Images of a Melting World

  • By W. Luther Jett
  • August 22, 2025

Witness Carrie Bennett’s jarring take on our coming cataclysm.

Images of a Melting World

Bundle up before you open The Mouth Is Also a Compass (Barrow Street) by New England poet Carrie Bennett, and make sure you’re wearing sturdy shoes. This collection is an expedition through an icy — no, make that slushy — hellscape, a trek into a future we wish we could avoid.

It’s a vision of the ecopocalypse that looms like a ghostly glacier beyond the daily headlines. But Bennett is not resigned, nor is she content to simply sound the alarm. Rather, she seeks to map a way forward. “On any given trail there is a yearning,” she writes in the poem “How to Survive Common Diseases: Wolf Envy”:

Using a lightning road map will help
illuminate an opened mouth.

Indeed, the final third of her collection is formatted as a guidebook, “The Explorer’s Handbook of Survival.” The question is not, however, how we may survive ecocide but whether we merit survival. This is no indictment; Bennett believes we are worth saving, along with the rest of the planet.

The book is divided into three sections, each markedly different in presentation. The first, “To Break Open the Sea,” mixes prose and free verse to convey a linear narrative through richly evocative imagery. “I crave a sky the color of peaches,” Bennett writes in the poem “The Evidence Escaped like Smoke.” “I crave warm water with lemon.”
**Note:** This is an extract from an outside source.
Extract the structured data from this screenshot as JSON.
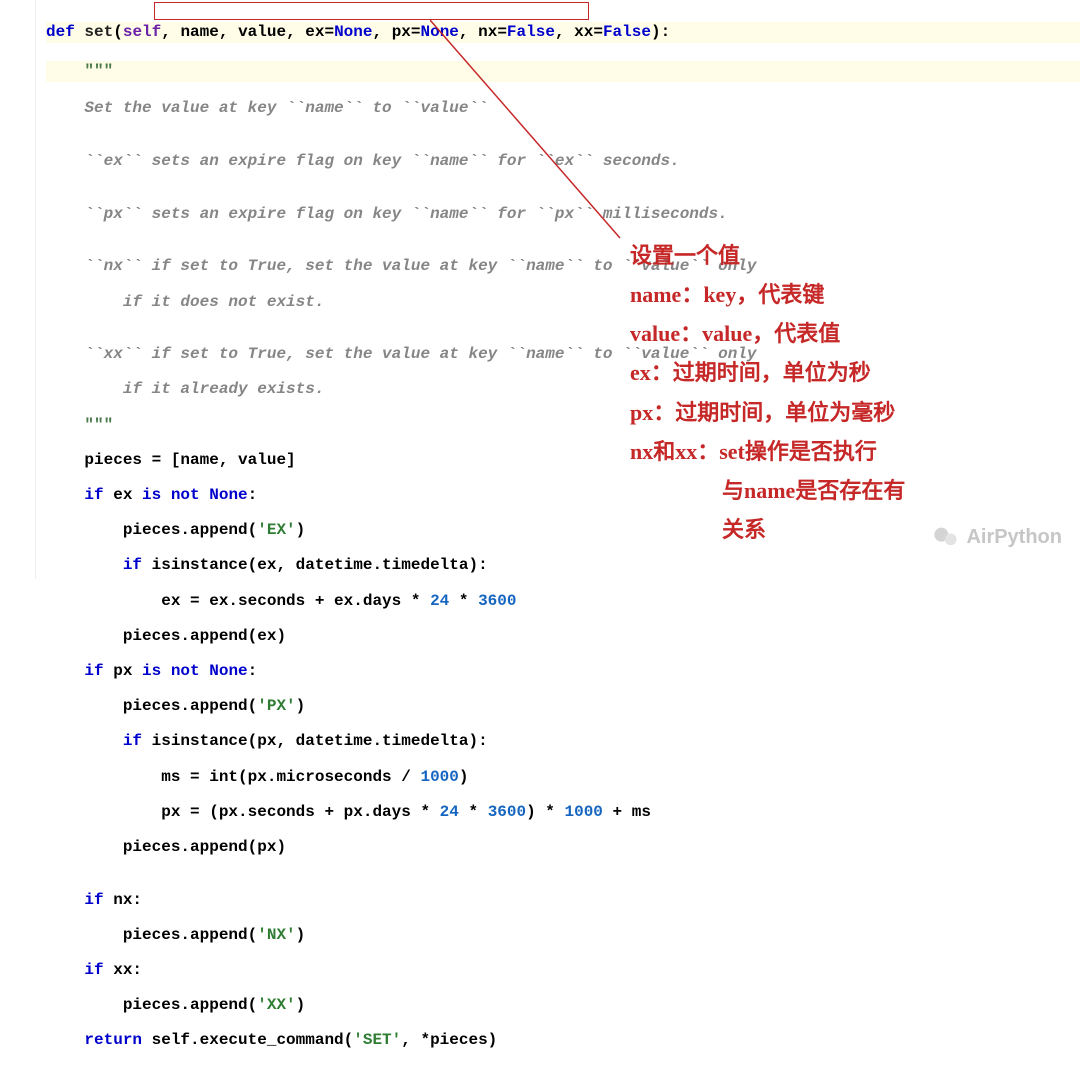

In “Every Field Contains a Frozen Bird,” she tells us of a meadow where “Maps scatter like soft stars” and “bright flags wave…a sky filled / with songbirds I will never see again.” Here is grief, yearning, and ache for what may be lost. “Will I forget / the red beak of a cardinal?”

In the second section, “Fragments Inside the Storm,” disjointed words and phrases sprawl across the pages, the lines surrounded by negative space. I was reminded of certain recent translations of the remnants of Sappho’s works, gleaned from strips of parchment wrapped around Egyptian mummies, tantalizing in their incompleteness. In Bennett’s book, it’s as if we’ve come across an arctic explorer’s log frozen in a melting snowbank, the moisture of the thaw blotting and smearing whole strings of words. The result is enigmatic, post-linear:

          memory
                       is a reverse

                                                         hurricane
                                             no entry could

          summon all
                    the dead

In the final section, readers will find a return to the lyrical disguised as a series of chapters from an imagined survival handbook. Seemingly prosaic titles such as “How to Survive Sub-zero Temperatures” and “How to Survive the Long Night” belie their sibylline contents and give way to the arcane — “How to Forget Snow,” “How to Dream of the Last Ice Age.” Here, in the poem “How to Greet the End,” the poet becomes oracle, speaking in riddled code:

When the wind makes the sound of a struggling star, knocks on the door of your throat. When the wind becomes a clock…At least there is a wolf to watch you weep. 

“Even the stars will die eventually,” she then informs us in “How to Find the Last Ice Age.” Yet as fatalistic as these words may sound, a note of optimism can be heard in the poem “How the Last Ice Age Appears” in the closing pages:

A valley of green light rises from the water. The ocean continues to beat its enormous liquid heart. 

Although it’s logical to view the collection’s sections as sequential, they can also be seen as parallel narratives — the same cataclysm explored from three perspectives. Either way, what we are witness to is ecocide, and Bennett brings this ongoing trauma to a personal level. Have we so lost touch with the wild from which our species arose that there can be no return? Or, as Bennett suggests, by reacquainting ourselves with our own inner wilding, will we remember the cardinal and the wolf, the fields of bright flowers and the snow?

Bennett raises these questions while leaving it up to readers to discover the answers. This is what good poets do. It is not their job to deliver solutions but to blaze the trail. The journey is ours to choose. Buckle up.

W. Luther Jett is the author of Flying to America and six chapbooks of poetry.